The survey further showed that asset misappropriation accounted for about 24% of the three types of fraud in a company the size of a company with revenues between $1 billion and $10 billion. This type of fraud reaches 31% in companies whose turnover exceeds 10 billion dollars. In terms of sectors, the government and public sector account for approximately 33% of asset misappropriation cases, followed by retail and consumer (31%) and industrial manufacturing (28%).

Companies spend millions to secure the system against outside cyberattacks (32%), which is only 1% higher than insider fraud (31%), but have done relatively little to control fraud committed by outsiders. initiates.

It is very difficult to ensure that the data has not been modified, replaced or manipulated by a company or its employees. We often assume that data is accurate through techniques such as private keys and user permissions. However, we are unable to demonstrate formally or mathematically that the data included in a typical application database is absolutely tamper-proof. Our next, and perhaps most expensive, line of defense is audit.

How can we really protect a company from an insider attack?

Immutability: If you can’t change it, you can’t cheat it

Blockchains are designed to resist data modification by design. A blockchain can function effectively as an open, distributed ledger that can efficiently and permanently record transactions between two parties. Blockchain can also be used to verify transactions that have been flagged. Using the technology, auditors could simply confirm transactions on easily accessible blockchain ledgers rather than requesting bank statements from customers or contacting third parties for confirmation.

Blockchain technology achieves this immutability by matching cryptography with blockchain.

Each transaction that the blockchain network deems valid is timestamped, embedded in a “block” of data, and cryptographically secured by a hashing operation that links and integrates the hash of the previous block. This new transaction then joins the chain as the next chronological update progresses.

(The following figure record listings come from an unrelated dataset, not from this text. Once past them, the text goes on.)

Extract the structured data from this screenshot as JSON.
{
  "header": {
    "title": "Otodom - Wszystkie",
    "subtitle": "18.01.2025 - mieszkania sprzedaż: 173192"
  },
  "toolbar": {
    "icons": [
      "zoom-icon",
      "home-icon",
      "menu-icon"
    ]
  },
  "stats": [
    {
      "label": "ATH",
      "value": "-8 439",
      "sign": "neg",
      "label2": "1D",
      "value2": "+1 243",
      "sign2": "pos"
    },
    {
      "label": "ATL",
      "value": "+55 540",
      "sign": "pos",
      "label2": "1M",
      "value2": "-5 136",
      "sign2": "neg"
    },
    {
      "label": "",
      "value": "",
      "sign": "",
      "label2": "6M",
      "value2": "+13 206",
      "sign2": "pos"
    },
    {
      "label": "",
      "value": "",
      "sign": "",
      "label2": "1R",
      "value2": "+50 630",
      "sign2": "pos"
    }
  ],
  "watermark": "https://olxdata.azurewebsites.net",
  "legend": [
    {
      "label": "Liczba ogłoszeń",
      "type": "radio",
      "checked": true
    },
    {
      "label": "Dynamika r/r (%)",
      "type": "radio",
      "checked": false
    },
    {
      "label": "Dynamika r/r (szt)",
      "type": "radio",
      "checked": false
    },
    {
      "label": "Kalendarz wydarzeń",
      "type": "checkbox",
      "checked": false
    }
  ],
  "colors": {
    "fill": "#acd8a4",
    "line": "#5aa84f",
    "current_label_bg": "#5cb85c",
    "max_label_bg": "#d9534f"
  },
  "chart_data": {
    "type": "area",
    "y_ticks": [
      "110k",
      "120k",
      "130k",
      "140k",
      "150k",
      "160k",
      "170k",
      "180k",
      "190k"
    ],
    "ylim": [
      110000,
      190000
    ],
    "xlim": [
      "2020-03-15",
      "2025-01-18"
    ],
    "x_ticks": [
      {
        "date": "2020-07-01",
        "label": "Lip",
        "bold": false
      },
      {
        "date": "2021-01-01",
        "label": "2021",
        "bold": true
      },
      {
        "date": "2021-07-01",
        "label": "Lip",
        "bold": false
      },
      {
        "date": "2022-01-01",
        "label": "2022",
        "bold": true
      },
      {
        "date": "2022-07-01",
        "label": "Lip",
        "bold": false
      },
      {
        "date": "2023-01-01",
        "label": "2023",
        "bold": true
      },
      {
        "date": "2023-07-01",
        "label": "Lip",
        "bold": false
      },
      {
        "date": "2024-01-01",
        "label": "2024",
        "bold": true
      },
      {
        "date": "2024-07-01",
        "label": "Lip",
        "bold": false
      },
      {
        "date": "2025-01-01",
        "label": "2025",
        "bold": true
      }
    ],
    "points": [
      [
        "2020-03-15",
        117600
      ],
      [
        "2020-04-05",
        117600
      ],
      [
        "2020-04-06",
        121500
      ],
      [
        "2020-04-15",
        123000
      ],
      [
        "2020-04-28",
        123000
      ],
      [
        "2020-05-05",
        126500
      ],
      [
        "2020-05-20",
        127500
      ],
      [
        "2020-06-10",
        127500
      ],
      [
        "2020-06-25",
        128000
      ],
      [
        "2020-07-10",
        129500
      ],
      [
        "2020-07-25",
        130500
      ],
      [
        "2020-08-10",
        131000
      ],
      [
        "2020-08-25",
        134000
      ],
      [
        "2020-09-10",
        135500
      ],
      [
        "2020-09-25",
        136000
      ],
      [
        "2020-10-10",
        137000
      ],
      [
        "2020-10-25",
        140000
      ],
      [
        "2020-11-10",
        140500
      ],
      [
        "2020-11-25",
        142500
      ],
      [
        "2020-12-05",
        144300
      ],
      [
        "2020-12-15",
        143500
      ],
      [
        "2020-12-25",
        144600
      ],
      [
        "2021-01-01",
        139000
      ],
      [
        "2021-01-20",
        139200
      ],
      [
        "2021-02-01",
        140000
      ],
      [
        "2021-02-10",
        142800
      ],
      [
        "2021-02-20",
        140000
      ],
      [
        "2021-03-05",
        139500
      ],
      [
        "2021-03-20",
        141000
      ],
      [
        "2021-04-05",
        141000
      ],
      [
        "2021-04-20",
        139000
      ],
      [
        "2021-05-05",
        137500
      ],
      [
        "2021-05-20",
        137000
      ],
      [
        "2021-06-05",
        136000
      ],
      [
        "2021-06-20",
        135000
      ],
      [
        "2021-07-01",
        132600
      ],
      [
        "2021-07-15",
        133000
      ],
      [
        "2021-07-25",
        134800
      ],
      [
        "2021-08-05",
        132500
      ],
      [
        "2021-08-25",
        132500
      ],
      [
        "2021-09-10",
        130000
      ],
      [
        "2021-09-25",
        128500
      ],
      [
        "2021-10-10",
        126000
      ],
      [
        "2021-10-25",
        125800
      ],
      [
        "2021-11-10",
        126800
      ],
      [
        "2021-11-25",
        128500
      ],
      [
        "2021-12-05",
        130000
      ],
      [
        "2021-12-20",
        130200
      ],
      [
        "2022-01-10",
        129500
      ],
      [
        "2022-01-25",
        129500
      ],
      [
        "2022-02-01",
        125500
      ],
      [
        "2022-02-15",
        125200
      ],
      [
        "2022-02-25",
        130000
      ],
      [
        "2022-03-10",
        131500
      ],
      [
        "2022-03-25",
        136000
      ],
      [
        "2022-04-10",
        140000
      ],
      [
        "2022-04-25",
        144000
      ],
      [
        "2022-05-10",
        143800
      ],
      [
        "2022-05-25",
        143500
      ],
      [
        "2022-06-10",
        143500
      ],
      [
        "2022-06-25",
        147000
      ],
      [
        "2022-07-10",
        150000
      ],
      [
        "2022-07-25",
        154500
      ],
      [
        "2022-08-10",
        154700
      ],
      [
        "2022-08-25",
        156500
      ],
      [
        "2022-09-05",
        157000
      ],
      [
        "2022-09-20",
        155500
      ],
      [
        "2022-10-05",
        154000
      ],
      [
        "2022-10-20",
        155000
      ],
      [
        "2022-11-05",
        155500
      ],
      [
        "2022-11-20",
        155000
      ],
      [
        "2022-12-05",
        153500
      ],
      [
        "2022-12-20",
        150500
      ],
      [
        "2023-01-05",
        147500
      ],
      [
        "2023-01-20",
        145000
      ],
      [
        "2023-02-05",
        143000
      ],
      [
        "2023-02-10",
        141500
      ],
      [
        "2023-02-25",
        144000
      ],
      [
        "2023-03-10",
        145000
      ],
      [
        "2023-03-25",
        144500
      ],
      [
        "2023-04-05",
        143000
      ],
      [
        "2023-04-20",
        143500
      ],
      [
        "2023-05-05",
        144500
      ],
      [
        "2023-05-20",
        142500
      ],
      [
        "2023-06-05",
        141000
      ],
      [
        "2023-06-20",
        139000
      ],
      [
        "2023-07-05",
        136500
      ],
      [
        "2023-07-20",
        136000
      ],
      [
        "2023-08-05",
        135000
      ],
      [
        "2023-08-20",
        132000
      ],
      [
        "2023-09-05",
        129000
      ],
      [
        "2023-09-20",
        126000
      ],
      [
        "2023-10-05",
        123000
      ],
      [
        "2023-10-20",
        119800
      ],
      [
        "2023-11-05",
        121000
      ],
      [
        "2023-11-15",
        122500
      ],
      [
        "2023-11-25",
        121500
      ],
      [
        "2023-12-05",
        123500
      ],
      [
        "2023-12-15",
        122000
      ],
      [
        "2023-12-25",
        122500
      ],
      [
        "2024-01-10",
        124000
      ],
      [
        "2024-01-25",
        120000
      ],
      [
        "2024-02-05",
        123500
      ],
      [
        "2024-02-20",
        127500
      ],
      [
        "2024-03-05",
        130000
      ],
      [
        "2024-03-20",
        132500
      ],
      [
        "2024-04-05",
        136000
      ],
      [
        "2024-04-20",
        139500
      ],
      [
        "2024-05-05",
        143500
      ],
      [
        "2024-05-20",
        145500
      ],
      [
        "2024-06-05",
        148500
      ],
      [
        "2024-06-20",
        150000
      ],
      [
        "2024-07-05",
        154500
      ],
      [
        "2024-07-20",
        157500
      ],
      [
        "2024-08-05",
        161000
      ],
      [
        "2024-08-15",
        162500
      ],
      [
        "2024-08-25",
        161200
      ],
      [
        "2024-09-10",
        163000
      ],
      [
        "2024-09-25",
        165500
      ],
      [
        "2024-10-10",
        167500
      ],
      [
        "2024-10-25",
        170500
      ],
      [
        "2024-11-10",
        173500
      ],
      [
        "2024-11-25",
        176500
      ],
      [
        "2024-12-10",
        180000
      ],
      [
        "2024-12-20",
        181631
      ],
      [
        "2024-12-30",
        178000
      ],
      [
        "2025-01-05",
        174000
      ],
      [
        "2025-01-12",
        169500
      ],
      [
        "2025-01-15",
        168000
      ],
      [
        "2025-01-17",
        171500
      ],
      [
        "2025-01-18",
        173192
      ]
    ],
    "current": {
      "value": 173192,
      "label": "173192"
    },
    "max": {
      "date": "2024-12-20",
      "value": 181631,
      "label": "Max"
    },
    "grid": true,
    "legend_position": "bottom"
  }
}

Metadata from the previous block’s hash output is always incorporated into the process of hashing a new block. Since subsequent blocks in the chain would reject any attempt to modify the data after they were authenticated and added to the blockchain (since their hashes would not be valid), this crucial step in the hashing process makes the chain “unbreakable”. In other words, the blockchain will crash if the data is tampered with, and the cause will be obvious.. Traditional databases do not have this functionality; there the data can be easily added, changed or deleted.

The blockchain essentially serves as a time-stamped record of facts. These Bitcoin statistics include details regarding transfers between addresses.

Blockchain-based ledgers can ensure that an application has a complete history and data trail because once a transaction is added to the blockchain, it remains there as a representation of the ledger until at this moment. By simply recalculating block hashes, the integrity of the chain can be verified at any time; if there is a mismatch between a block’s data and its corresponding hash, transactions are invalid. This allows businesses and industry authorities to quickly identify data manipulation.

Boon for audit companies

Currently, a low value transaction on the blockchain takes around 10 minutes to be verified as only one block verification is deemed necessary. Related transactions are more immutable further down the chain, or how many blocks must pass before a transaction is considered committed. Typically, verifying a high-value transaction takes about an hour (6 blocks).

Compare this to conventional financial transactions, where information clearing can take a month or more. The audit process can be impacted by this blockchain functionality for pseudo real-time verification. Auditing companies will be able to carry out continuous assessments online during the audited period rather than year-end or interim assessments.

This technology appears to be an infallible system that can permanently change the financial system and check for internal and external fraud.